2024, nous voilà. Il est donc temps pour moi de revenir avec vous sur une année 2023 qui restera à jamais gravée comme l’une des plus belles années de ma vie, tant sur le plan personnel que professionnel.

2023, ça démarre fort

8 janvier 2023, Londres. Température ressentie : -2 degrés. Alors quoi de mieux que d’échapper à ce froid polaire en s’octroyant un petit voyage au cœur des Caraïbes, accompagné de sa moitié ? Entre découverte de la culture locale, croisière en catamaran, baptême de plongée au milieu des animaux marins, et le PSPC à 25 000 $ promettant à son vainqueur pas moins de cinq millions de dollars, il y a de quoi rêver. Après trois jours de tournois intenses, récompensés par quelques places payées dont une table finale, je termine finalement en 133ᵉ position du plus gros 25k de ces quatre dernières années, pour 40 000 $. Ça commence plutôt bien.

Février/mars/avril : entre l’EPT Paris, les WSOP-Circuit à Cannes et l’EPT Monaco, on peut dire que j’ai vécu trois mois très intenses. Sans signer d’énormes perfs, mais avec quelques tables finales et de belles places payées, j’entends régulièrement mon nom revenir dans la short list pour intégrer le Team Winamax… mais rien. Pour le moment.

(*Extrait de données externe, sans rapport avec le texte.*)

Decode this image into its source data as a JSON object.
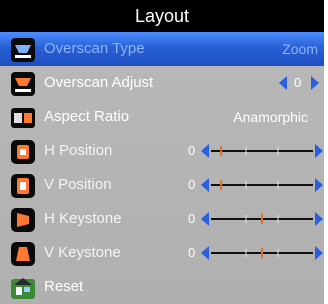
{
  "title": "Layout",
  "items": [
    {
      "label": "Overscan Type",
      "value": "Zoom",
      "icon": "overscan-type-icon"
    },
    {
      "label": "Overscan Adjust",
      "value": "0",
      "icon": "overscan-adjust-icon"
    },
    {
      "label": "Aspect Ratio",
      "value": "Anamorphic",
      "icon": "aspect-ratio-icon"
    },
    {
      "label": "H Position",
      "value": "0",
      "level": 0.1,
      "icon": "h-position-icon"
    },
    {
      "label": "V Position",
      "value": "0",
      "level": 0.1,
      "icon": "v-position-icon"
    },
    {
      "label": "H Keystone",
      "value": "0",
      "level": 0.5,
      "icon": "h-keystone-icon"
    },
    {
      "label": "V Keystone",
      "value": "0",
      "level": 0.5,
      "icon": "v-keystone-icon"
    },
    {
      "label": "Reset",
      "icon": "reset-icon"
    }
  ],
  "colors": {
    "selected_row": "#2960d6",
    "selected_text": "#8fb4ff",
    "arrow": "#2a5fe0",
    "marker": "#e07020",
    "menu_bg": "#b4b4b4"
  }
}
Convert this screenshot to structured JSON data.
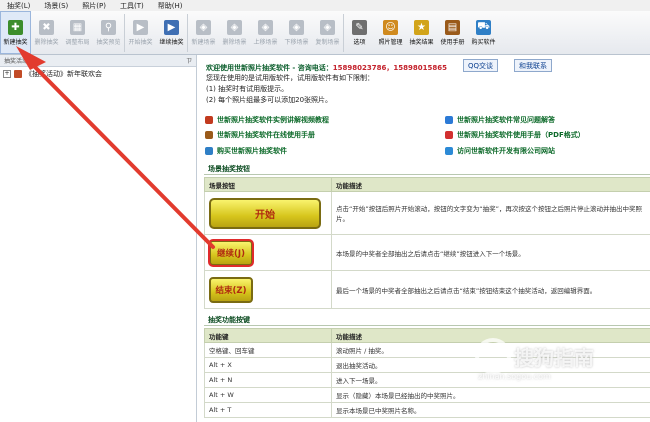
{
  "menu": [
    "抽奖(L)",
    "场景(S)",
    "照片(P)",
    "工具(T)",
    "帮助(H)"
  ],
  "toolbar": [
    {
      "label": "新建抽奖",
      "icon": "new-lottery-icon",
      "enabled": true,
      "color": "#3c8d2c"
    },
    {
      "label": "删除抽奖",
      "icon": "delete-lottery-icon",
      "enabled": false,
      "color": "#b8bec6"
    },
    {
      "label": "调整布局",
      "icon": "layout-icon",
      "enabled": false,
      "color": "#b8bec6"
    },
    {
      "label": "抽奖预览",
      "icon": "preview-icon",
      "enabled": false,
      "color": "#b8bec6"
    },
    {
      "label": "开始抽奖",
      "icon": "play-icon",
      "enabled": false,
      "color": "#b8bec6"
    },
    {
      "label": "继续抽奖",
      "icon": "continue-icon",
      "enabled": true,
      "color": "#3f6fb3"
    },
    {
      "label": "新建场景",
      "icon": "new-scene-icon",
      "enabled": false,
      "color": "#b8bec6"
    },
    {
      "label": "删除场景",
      "icon": "delete-scene-icon",
      "enabled": false,
      "color": "#b8bec6"
    },
    {
      "label": "上移场景",
      "icon": "move-up-icon",
      "enabled": false,
      "color": "#b8bec6"
    },
    {
      "label": "下移场景",
      "icon": "move-down-icon",
      "enabled": false,
      "color": "#b8bec6"
    },
    {
      "label": "复制场景",
      "icon": "copy-scene-icon",
      "enabled": false,
      "color": "#b8bec6"
    },
    {
      "label": "选项",
      "icon": "wrench-icon",
      "enabled": true,
      "color": "#6f6f6f"
    },
    {
      "label": "照片管理",
      "icon": "people-icon",
      "enabled": true,
      "color": "#d08a1e"
    },
    {
      "label": "抽奖结果",
      "icon": "medal-icon",
      "enabled": true,
      "color": "#d2a41a"
    },
    {
      "label": "使用手册",
      "icon": "book-icon",
      "enabled": true,
      "color": "#9a5a1a"
    },
    {
      "label": "购买软件",
      "icon": "cart-icon",
      "enabled": true,
      "color": "#2f7fc6"
    }
  ],
  "left_panel": {
    "header": "抽奖活动",
    "pin": "ㄗ",
    "items": [
      {
        "label": "《抽奖活动》新年联欢会",
        "expander": "+"
      }
    ]
  },
  "main": {
    "welcome": "欢迎使用世新照片抽奖软件 - 咨询电话：",
    "phones": "15898023786，15898015865",
    "qq_label": "QQ交谈",
    "contact_label": "和我联系",
    "notice_lines": [
      "您现在使用的是试用版软件，试用版软件有如下限制：",
      "(1) 抽奖时有试用版提示。",
      "(2) 每个照片组最多可以添加20张照片。"
    ],
    "links": [
      {
        "text": "世新照片抽奖软件实例讲解视频教程",
        "color": "#c23a1f"
      },
      {
        "text": "世新照片抽奖软件常见问题解答",
        "color": "#2c7ad6"
      },
      {
        "text": "世新照片抽奖软件在线使用手册",
        "color": "#9a5a1a"
      },
      {
        "text": "世新照片抽奖软件使用手册（PDF格式）",
        "color": "#d23030"
      },
      {
        "text": "购买世新照片抽奖软件",
        "color": "#2f7fc6"
      },
      {
        "text": "访问世新软件开发有限公司网站",
        "color": "#2c8ad6"
      }
    ],
    "scene_section": {
      "title": "场景抽奖按钮",
      "col1": "场景按钮",
      "col2": "功能描述",
      "rows": [
        {
          "button": "开始",
          "desc": "点击“开始”按钮后照片开始滚动，按钮的文字变为“抽奖”，再次按这个按钮之后照片停止滚动并抽出中奖照片。"
        },
        {
          "button": "继续(J)",
          "desc": "本场景的中奖者全部抽出之后请点击“继续”按钮进入下一个场景。"
        },
        {
          "button": "结束(Z)",
          "desc": "最后一个场景的中奖者全部抽出之后请点击“结束”按钮结束这个抽奖活动，返回编辑界面。"
        }
      ]
    },
    "keys_section": {
      "title": "抽奖功能按键",
      "col1": "功能键",
      "col2": "功能描述",
      "rows": [
        {
          "key": "空格键、回车键",
          "desc": "滚动照片 / 抽奖。"
        },
        {
          "key": "Alt + X",
          "desc": "退出抽奖活动。"
        },
        {
          "key": "Alt + N",
          "desc": "进入下一场景。"
        },
        {
          "key": "Alt + W",
          "desc": "显示（隐藏）本场景已经抽出的中奖照片。"
        },
        {
          "key": "Alt + T",
          "desc": "显示本场景已中奖照片名称。"
        }
      ]
    }
  },
  "watermark": {
    "text": "搜狗指南",
    "sub": "zhinan.sogou.com"
  }
}
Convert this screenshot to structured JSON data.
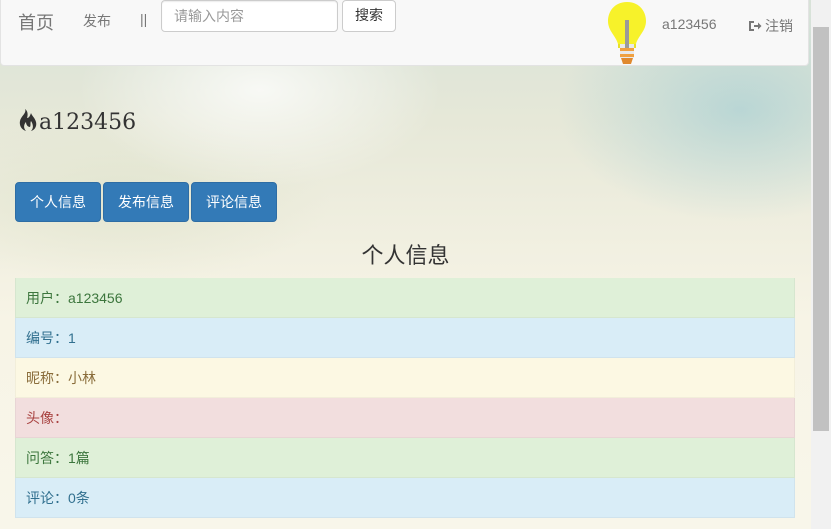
{
  "navbar": {
    "brand": "首页",
    "publish_link": "发布",
    "separator": "||",
    "search": {
      "placeholder": "请输入内容",
      "button_label": "搜索"
    },
    "user_link": "a123456",
    "logout_label": "注销"
  },
  "profile": {
    "username": "a123456"
  },
  "tabs": [
    {
      "label": "个人信息"
    },
    {
      "label": "发布信息"
    },
    {
      "label": "评论信息"
    }
  ],
  "section_title": "个人信息",
  "info_rows": [
    {
      "text": "用户：a123456",
      "style": "success"
    },
    {
      "text": "编号：1",
      "style": "info"
    },
    {
      "text": "昵称：小林",
      "style": "warning"
    },
    {
      "text": "头像：",
      "style": "danger"
    },
    {
      "text": "问答：1篇",
      "style": "success"
    },
    {
      "text": "评论：0条",
      "style": "info"
    }
  ],
  "colors": {
    "primary": "#337ab7",
    "success_bg": "#dff0d8",
    "info_bg": "#d9edf7",
    "warning_bg": "#fcf8e3",
    "danger_bg": "#f2dede"
  }
}
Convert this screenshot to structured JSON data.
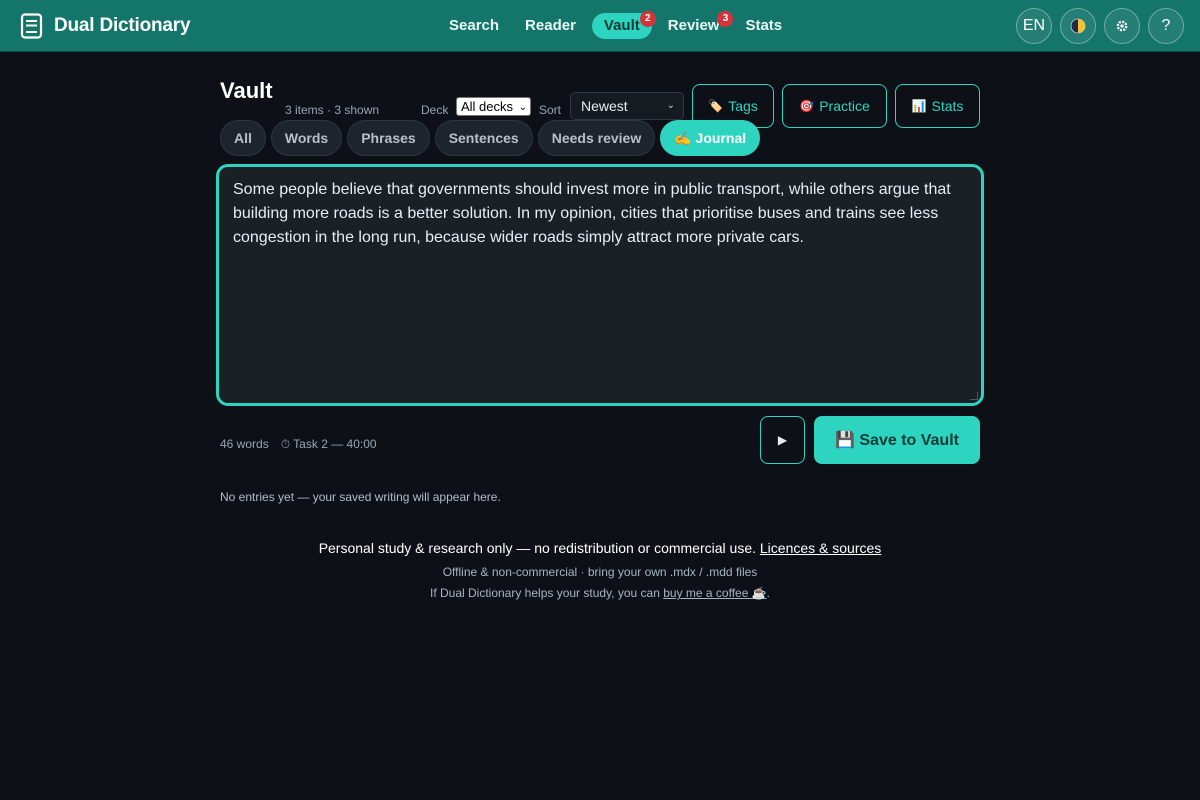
{
  "app": {
    "name": "Dual Dictionary",
    "icon": "book-icon"
  },
  "nav": {
    "items": [
      {
        "label": "Search",
        "active": false,
        "badge": null
      },
      {
        "label": "Reader",
        "active": false,
        "badge": null
      },
      {
        "label": "Vault",
        "active": true,
        "badge": "2"
      },
      {
        "label": "Review",
        "active": false,
        "badge": "3"
      },
      {
        "label": "Stats",
        "active": false,
        "badge": null
      }
    ]
  },
  "header_buttons": {
    "language": "EN",
    "theme_icon": "theme-toggle-icon",
    "settings_icon": "gear-icon",
    "help": "?"
  },
  "vault": {
    "title": "Vault",
    "count": "3 items · 3 shown",
    "deck_label": "Deck",
    "deck_value": "All decks",
    "sort_label": "Sort",
    "sort_value": "Newest",
    "tools": [
      {
        "icon": "🏷️",
        "label": "Tags"
      },
      {
        "icon": "🎯",
        "label": "Practice"
      },
      {
        "icon": "📊",
        "label": "Stats"
      }
    ]
  },
  "tabs": [
    {
      "label": "All",
      "active": false
    },
    {
      "label": "Words",
      "active": false
    },
    {
      "label": "Phrases",
      "active": false
    },
    {
      "label": "Sentences",
      "active": false
    },
    {
      "label": "Needs review",
      "active": false
    },
    {
      "label": "✍️ Journal",
      "active": true
    }
  ],
  "journal": {
    "text": "Some people believe that governments should invest more in public transport, while others argue that building more roads is a better solution. In my opinion, cities that prioritise buses and trains see less congestion in the long run, because wider roads simply attract more private cars.",
    "word_count": "46 words",
    "task_timer": "⏱ Task 2 — 40:00",
    "play_label": "▶",
    "save_label": "💾 Save to Vault",
    "empty_message": "No entries yet — your saved writing will appear here."
  },
  "footer": {
    "line1_text": "Personal study & research only — no redistribution or commercial use.",
    "line1_link": "Licences & sources",
    "line2": "Offline & non-commercial · bring your own .mdx / .mdd files",
    "line3_prefix": "If Dual Dictionary helps your study, you can",
    "line3_link": "buy me a coffee ☕",
    "line3_suffix": "."
  },
  "colors": {
    "header": "#14756b",
    "accent": "#2dd4bf",
    "background": "#0d1117",
    "badge": "#d6343a"
  }
}
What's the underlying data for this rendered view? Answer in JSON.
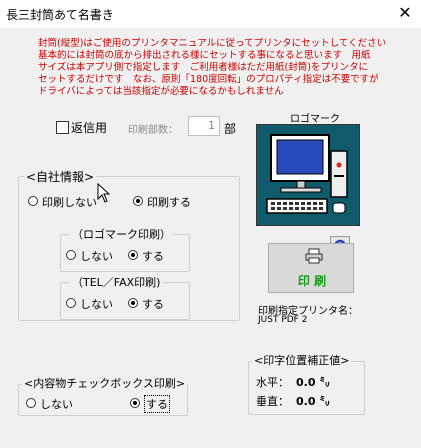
{
  "window": {
    "title": "長三封筒あて名書き",
    "close_glyph": "✕"
  },
  "notice": "封筒(縦型)はご使用のプリンタマニュアルに従ってプリンタにセットしてください\n基本的には封筒の底から排出される様にセットする事になると思います　用紙\nサイズは本アプリ側で指定します　ご利用者様はただ用紙(封筒)をプリンタに\nセットするだけです　なお、原則「180度回転」のプロパティ指定は不要ですが\nドライバによっては当該指定が必要になるかもしれません",
  "return_mail": {
    "label": "返信用",
    "checked": false
  },
  "copies": {
    "label": "印刷部数：",
    "value": "1",
    "unit": "部"
  },
  "logo": {
    "title": "ロゴマーク",
    "icon": "computer-icon"
  },
  "company_info": {
    "title": "<自社情報>",
    "options": [
      "印刷しない",
      "印刷する"
    ],
    "selected": 1
  },
  "logo_print": {
    "title": "（ロゴマーク印刷）",
    "options": [
      "しない",
      "する"
    ],
    "selected": 1
  },
  "tel_fax_print": {
    "title": "（TEL／FAX印刷)",
    "options": [
      "しない",
      "する"
    ],
    "selected": 1
  },
  "print_button": {
    "label": "印 刷",
    "icon": "printer-icon"
  },
  "reset_icon": "refresh-icon",
  "printer": {
    "label": "印刷指定プリンタ名：",
    "name": "JUST PDF 2"
  },
  "content_checkbox": {
    "title": "<内容物チェックボックス印刷>",
    "options": [
      "しない",
      "する"
    ],
    "selected": 1
  },
  "position_correction": {
    "title": "<印字位置補正値>",
    "horizontal_label": "水平：",
    "horizontal_value": "0.0 ㍉",
    "vertical_label": "垂直：",
    "vertical_value": "0.0 ㍉"
  },
  "colors": {
    "notice": "#cc0000",
    "print_text": "#1a9c1a",
    "logo_bg": "#0f5b6b"
  }
}
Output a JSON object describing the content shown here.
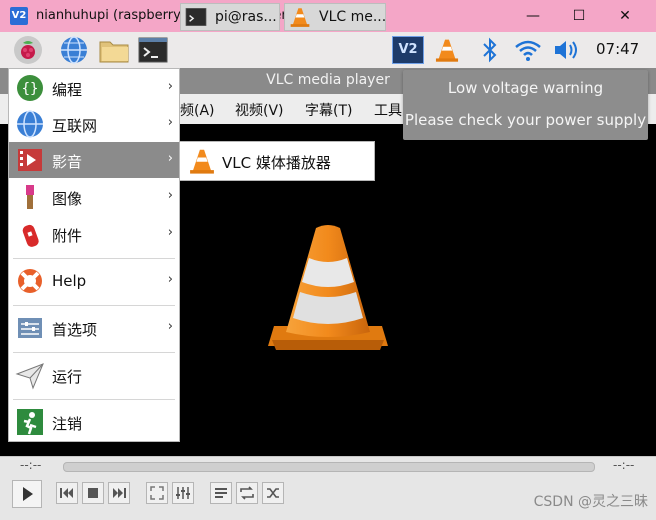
{
  "vnc": {
    "logo": "V2",
    "title": "nianhuhupi (raspberrypi) - VNC Viewer",
    "controls": {
      "minimize": "—",
      "maximize": "☐",
      "close": "✕"
    }
  },
  "panel": {
    "tasks": [
      {
        "label": "pi@ras...",
        "icon": "terminal-icon"
      },
      {
        "label": "VLC me...",
        "icon": "vlc-icon"
      }
    ],
    "tray": {
      "vnc_label": "V2",
      "clock": "07:47"
    }
  },
  "vlc": {
    "title": "VLC media player",
    "menus": [
      {
        "label": "频(A)"
      },
      {
        "label": "视频(V)"
      },
      {
        "label": "字幕(T)"
      },
      {
        "label": "工具"
      }
    ],
    "time_elapsed": "--:--",
    "time_total": "--:--"
  },
  "notification": {
    "title": "Low voltage warning",
    "message": "Please check your power supply"
  },
  "menu": {
    "items": [
      {
        "label": "编程",
        "icon": "programming-icon",
        "submenu": true
      },
      {
        "label": "互联网",
        "icon": "globe-icon",
        "submenu": true
      },
      {
        "label": "影音",
        "icon": "film-icon",
        "submenu": true,
        "active": true
      },
      {
        "label": "图像",
        "icon": "paint-icon",
        "submenu": true
      },
      {
        "label": "附件",
        "icon": "knife-icon",
        "submenu": true
      },
      {
        "label": "Help",
        "icon": "lifebuoy-icon",
        "submenu": true
      },
      {
        "label": "首选项",
        "icon": "settings-icon",
        "submenu": true
      },
      {
        "label": "运行",
        "icon": "paper-plane-icon",
        "submenu": false
      },
      {
        "label": "注销",
        "icon": "exit-icon",
        "submenu": false
      }
    ],
    "arrow": "›",
    "submenu_item": {
      "label": "VLC 媒体播放器",
      "icon": "vlc-icon"
    }
  },
  "watermark": "CSDN @灵之三昧",
  "colors": {
    "vnc_titlebar": "#f4a6c7",
    "menu_highlight": "#8b8b8b",
    "vlc_orange": "#f28a1c",
    "notification": "#8d8d8d"
  }
}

Mai : une fois la déception digérée, il est temps de me focaliser sur mes objectifs et de me préparer au mieux pour les WSOP à Vegas. En ligne de mire : un bracelet de champion du monde avant mes 40 ans, le 2 juillet.

Champion du monde !

Julien Champion

Juin/juillet : nous y sommes ! Enfin arrivé à Sin City, et motivé comme jamais, j’entame sereinement le festival en prenant part à une première table finale, bouclée en cinquième place. Après avoir goûté à ce plaisir une première fois, je décide de remettre le couvert : dix jours plus tard, je me retrouve cette fois en heads-up avec le bracelet posé à quelques centimètres de moi, et à quatre jours de fêter mes quarante ans. Mais alors que tout semble réuni pour que je puisse valider mon objectif principal, je ne parviens malheureusement pas à faire mieux que second pour 417 000 $, ce qui reste tout de même, à l’heure actuelle, le plus gros gain de ma carrière. Cependant, je n'ai pas dit mon dernier mot ! Bien décidé à aller au bout, je finis par multi-tabler et m’inscrire sur un tournoi online à 2 000 $ l’entrée. Comme dans un rêve, au bout de la nuit, je finis par gagner ce bracelet tant désiré au sortir d’une aventure épique. Au total, durant cet été-là, j’ai pris part à pas moins de 40 tournois live et cinq en ligne, pour un total de 14 places payées.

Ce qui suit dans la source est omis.